Some local groups have complained about the cost of getting a float in the parade this year - at least $2,000 compared with $200 in 2004, the last time it was held.

Haskell said higher fees will help pay for a more spectacular event designed to show off Atlantic City.

The parade on the boardwalk harkens back to the roots of Miss America, when the pageant launched in 1921 as a way to drum up business for the shore resort after Labor Day.

Miss America left its hometown for Las Vegas after 2004.

Producer John Best, who puts on eight parades annually, including the National Independence Day Parade in Washington, was hired to run this year's edition.

Best said the route will run along the familiar boardwalk, but now starting at Revel Casino-Hotel, a shimmering glass structure that wasn't yet built the last time Miss America was in town.
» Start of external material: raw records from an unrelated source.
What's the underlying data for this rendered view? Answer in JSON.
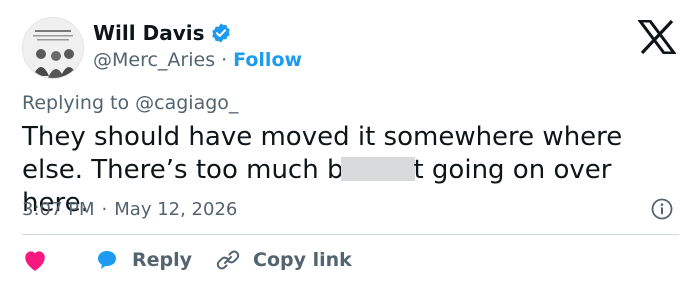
{
  "author": {
    "name": "Will Davis",
    "handle": "@Merc_Aries",
    "separator": "·",
    "follow_label": "Follow",
    "verified": true
  },
  "reply_context": {
    "text": "Replying to @cagiago_"
  },
  "tweet": {
    "text_before": "They should have moved it somewhere where else. There’s too much b",
    "text_after": "t going on over here."
  },
  "meta": {
    "time": "3:07 PM",
    "separator": "·",
    "date": "May 12, 2026"
  },
  "actions": {
    "like_label": "",
    "reply_label": "Reply",
    "copy_link_label": "Copy link"
  },
  "icons": {
    "platform": "x-logo-icon",
    "verified": "verified-badge-icon",
    "info": "info-icon",
    "like": "heart-icon",
    "reply": "speech-bubble-icon",
    "copy": "link-icon"
  },
  "colors": {
    "accent": "#1d9bf0",
    "like": "#f91880",
    "muted": "#536471",
    "text": "#0f1419"
  }
}
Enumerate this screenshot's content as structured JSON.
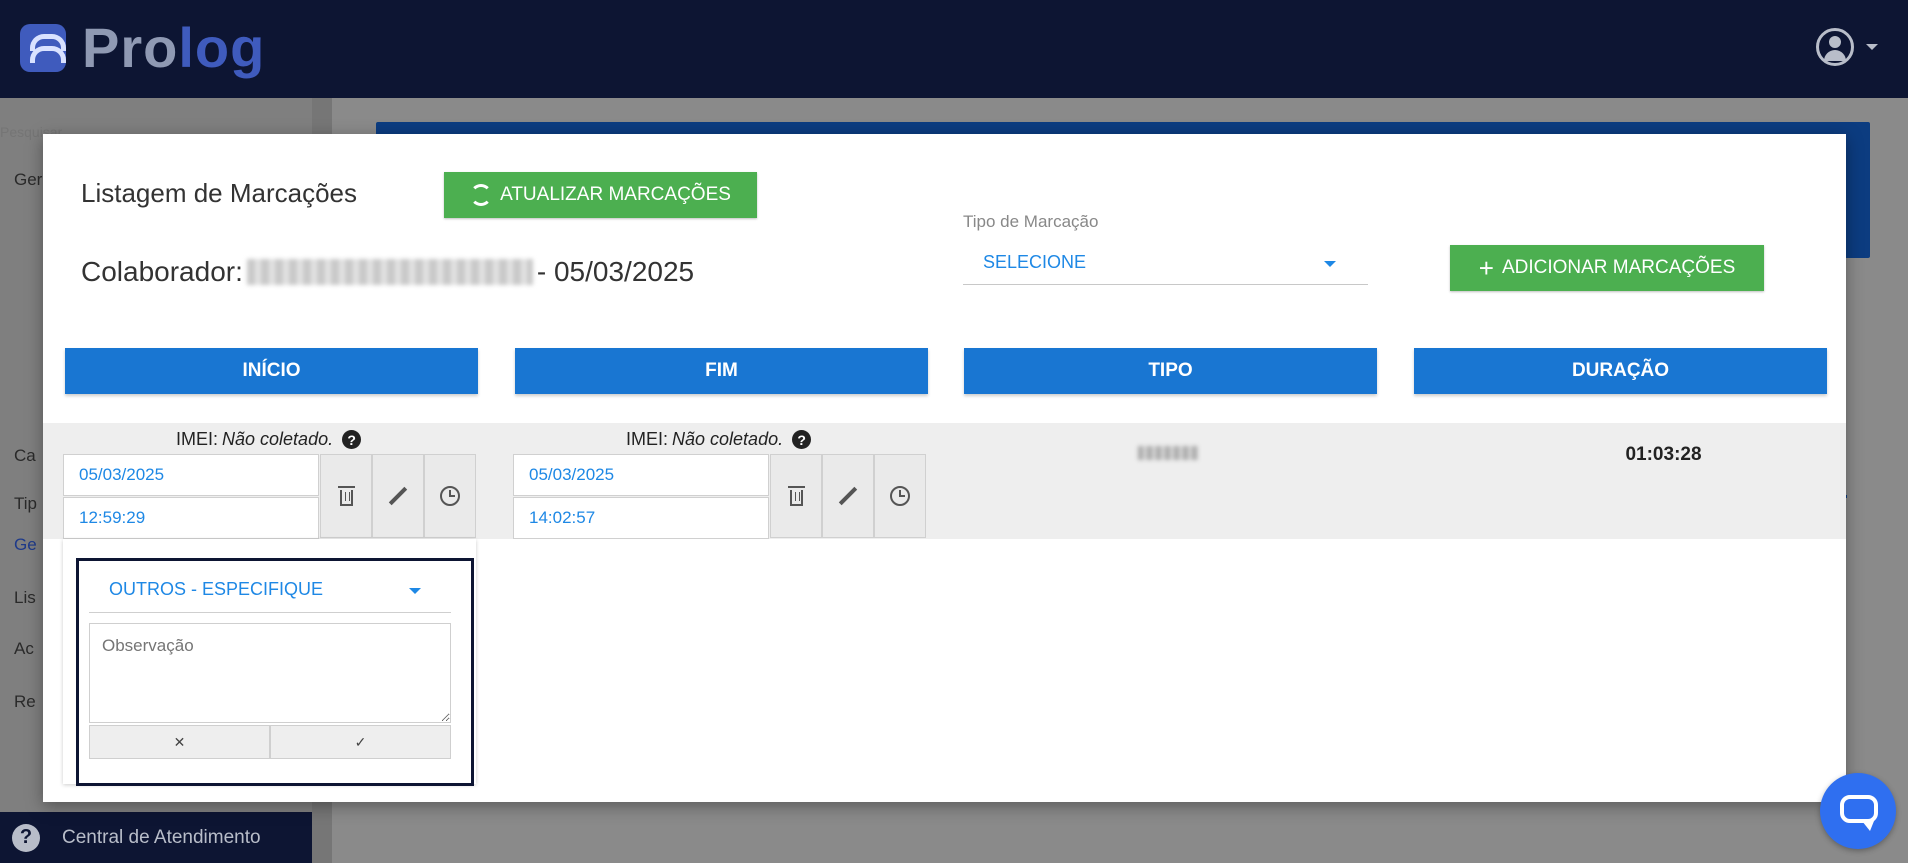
{
  "header": {
    "logo_text_a": "Pro",
    "logo_text_b": "log"
  },
  "sidebar": {
    "search_placeholder": "Pesquisar...",
    "items": [
      "Ger",
      "Ca",
      "Tip",
      "Ge",
      "Lis",
      "Ac",
      "Re"
    ],
    "help_label": "Central de Atendimento"
  },
  "modal": {
    "title": "Listagem de Marcações",
    "refresh_label": "ATUALIZAR MARCAÇÕES",
    "add_label": "ADICIONAR MARCAÇÕES",
    "colaborador_label": "Colaborador:",
    "colaborador_date": "- 05/03/2025",
    "tipo_marcacao_label": "Tipo de Marcação",
    "tipo_marcacao_value": "SELECIONE",
    "columns": [
      "INÍCIO",
      "FIM",
      "TIPO",
      "DURAÇÃO"
    ]
  },
  "row": {
    "imei_label": "IMEI:",
    "imei_value": "Não coletado.",
    "inicio_date": "05/03/2025",
    "inicio_time": "12:59:29",
    "fim_date": "05/03/2025",
    "fim_time": "14:02:57",
    "duracao": "01:03:28"
  },
  "popup": {
    "motivo_value": "OUTROS - ESPECIFIQUE",
    "obs_placeholder": "Observação",
    "cancel_symbol": "✕",
    "confirm_symbol": "✓"
  },
  "colors": {
    "primary": "#1976d2",
    "green": "#4caf50",
    "navy": "#0d1533"
  },
  "icons": [
    "user-icon",
    "refresh-icon",
    "plus-icon",
    "question-icon",
    "trash-icon",
    "pencil-icon",
    "clock-icon",
    "chat-icon"
  ]
}
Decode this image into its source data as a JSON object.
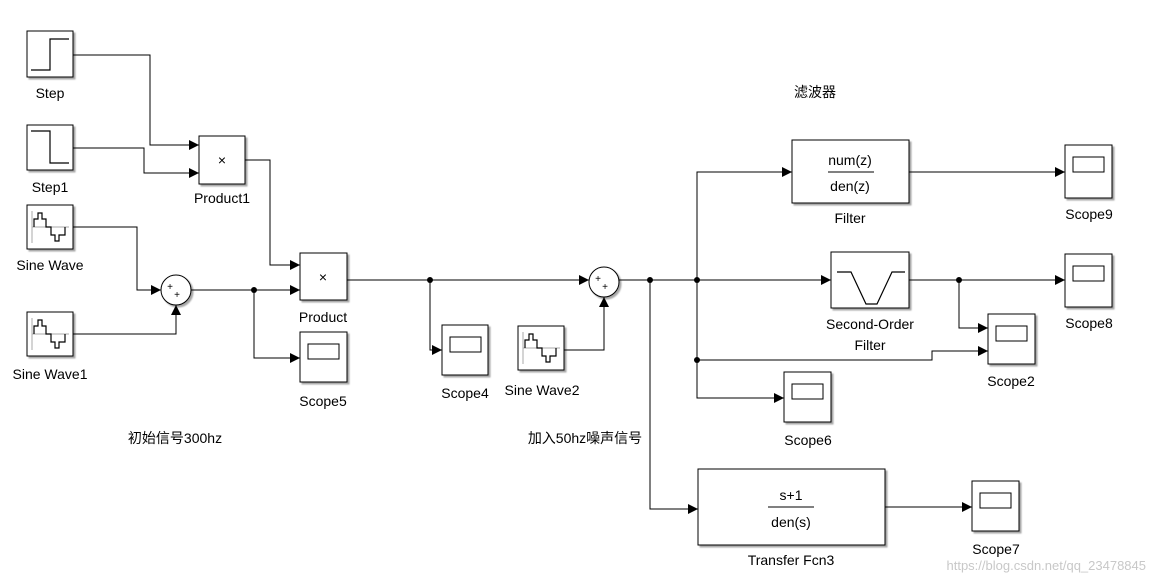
{
  "annotations": {
    "filter_group": "滤波器",
    "original_signal": "初始信号300hz",
    "noise_added": "加入50hz噪声信号"
  },
  "blocks": {
    "step": "Step",
    "step1": "Step1",
    "sine_wave": "Sine Wave",
    "sine_wave1": "Sine Wave1",
    "sine_wave2": "Sine Wave2",
    "product1": "Product1",
    "product": "Product",
    "product_symbol": "×",
    "sum_signs": "+ +",
    "scope5": "Scope5",
    "scope4": "Scope4",
    "scope6": "Scope6",
    "scope2": "Scope2",
    "scope8": "Scope8",
    "scope9": "Scope9",
    "scope7": "Scope7",
    "filter": "Filter",
    "filter_num": "num(z)",
    "filter_den": "den(z)",
    "sof_line1": "Second-Order",
    "sof_line2": "Filter",
    "tf": "Transfer Fcn3",
    "tf_num": "s+1",
    "tf_den": "den(s)"
  },
  "watermark": "https://blog.csdn.net/qq_23478845"
}
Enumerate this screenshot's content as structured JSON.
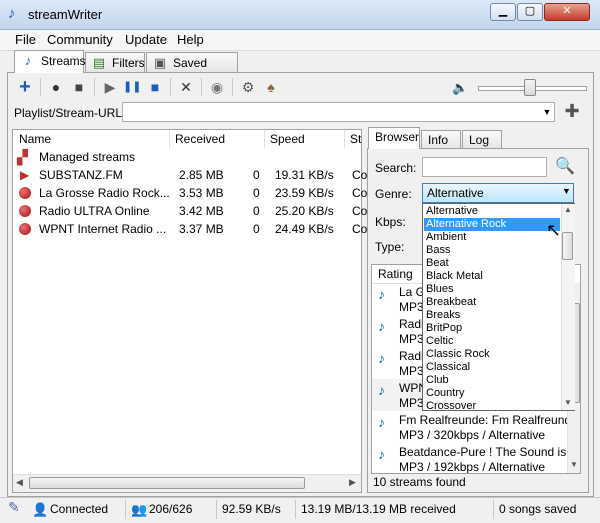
{
  "app": {
    "title": "streamWriter"
  },
  "menu": [
    "File",
    "Community",
    "Update",
    "Help"
  ],
  "tabs": [
    {
      "label": "Streams",
      "icon": "music-note-icon"
    },
    {
      "label": "Filters",
      "icon": "filter-icon"
    },
    {
      "label": "Saved songs",
      "icon": "saved-songs-icon"
    }
  ],
  "toolbar": {
    "add": "+",
    "record": "●",
    "stop_record": "■",
    "play": "▶",
    "pause": "❚❚",
    "stop": "■",
    "remove": "✕",
    "url_label": "Playlist/Stream-URL:",
    "url_value": "",
    "url_add": "✚"
  },
  "list": {
    "headers": {
      "name": "Name",
      "received": "Received",
      "speed": "Speed",
      "status": "St"
    },
    "rows": [
      {
        "name": "Managed streams",
        "received": "",
        "count": "",
        "speed": "",
        "status": ""
      },
      {
        "name": "SUBSTANZ.FM",
        "received": "2.85 MB",
        "count": "0",
        "speed": "19.31 KB/s",
        "status": "Co"
      },
      {
        "name": "La Grosse Radio Rock...",
        "received": "3.53 MB",
        "count": "0",
        "speed": "23.59 KB/s",
        "status": "Co"
      },
      {
        "name": "Radio ULTRA Online",
        "received": "3.42 MB",
        "count": "0",
        "speed": "25.20 KB/s",
        "status": "Co"
      },
      {
        "name": "WPNT Internet Radio ...",
        "received": "3.37 MB",
        "count": "0",
        "speed": "24.49 KB/s",
        "status": "Co"
      }
    ]
  },
  "browser": {
    "tabs": [
      "Browser",
      "Info",
      "Log"
    ],
    "search_label": "Search:",
    "genre_label": "Genre:",
    "genre_value": "Alternative",
    "kbps_label": "Kbps:",
    "type_label": "Type:",
    "rating_header": "Rating",
    "results": [
      {
        "name": "La Grosse Radio Rock",
        "detail": "MP3 / 192kbps / Alternative"
      },
      {
        "name": "Radio ULTRA Online",
        "detail": "MP3 / 128kbps / Alternative"
      },
      {
        "name": "Radio Paradise",
        "detail": "MP3 / 128kbps / Alternative"
      },
      {
        "name": "WPNT Internet Radio",
        "detail": "MP3 / 128kbps / Alternative"
      },
      {
        "name": "Fm Realfreunde: Fm Realfreunde",
        "detail": "MP3 / 320kbps / Alternative"
      },
      {
        "name": "Beatdance-Pure ! The Sound is...",
        "detail": "MP3 / 192kbps / Alternative"
      }
    ],
    "found": "10 streams found",
    "genres": [
      "Alternative",
      "Alternative Rock",
      "Ambient",
      "Bass",
      "Beat",
      "Black Metal",
      "Blues",
      "Breakbeat",
      "Breaks",
      "BritPop",
      "Celtic",
      "Classic Rock",
      "Classical",
      "Club",
      "Country",
      "Crossover"
    ],
    "selected_genre_index": 1
  },
  "status": {
    "connection": "Connected",
    "clients": "206/626",
    "speed": "92.59 KB/s",
    "received": "13.19 MB/13.19 MB received",
    "saved": "0 songs saved"
  },
  "colors": {
    "selection": "#3399ff",
    "record_dot": "#c0392b",
    "accent": "#1a5dbf"
  }
}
He said the 4,000 participants will include two youth choirs; convertibles carrying the contestants; 15 elaborate floats, including one featuring veterans back from Iraq and Afghanistan; dancers and a performance area for TV purposes. Local Girl Scout troops and Red Cross chapters will be represented.

The first of the 22 marching bands will be - as it has long been - the one from Atlantic City High School.

But Best said another one will be an all-star marching band from high schools around Atlantic County. That's an element he said he hopes to become a new tradition.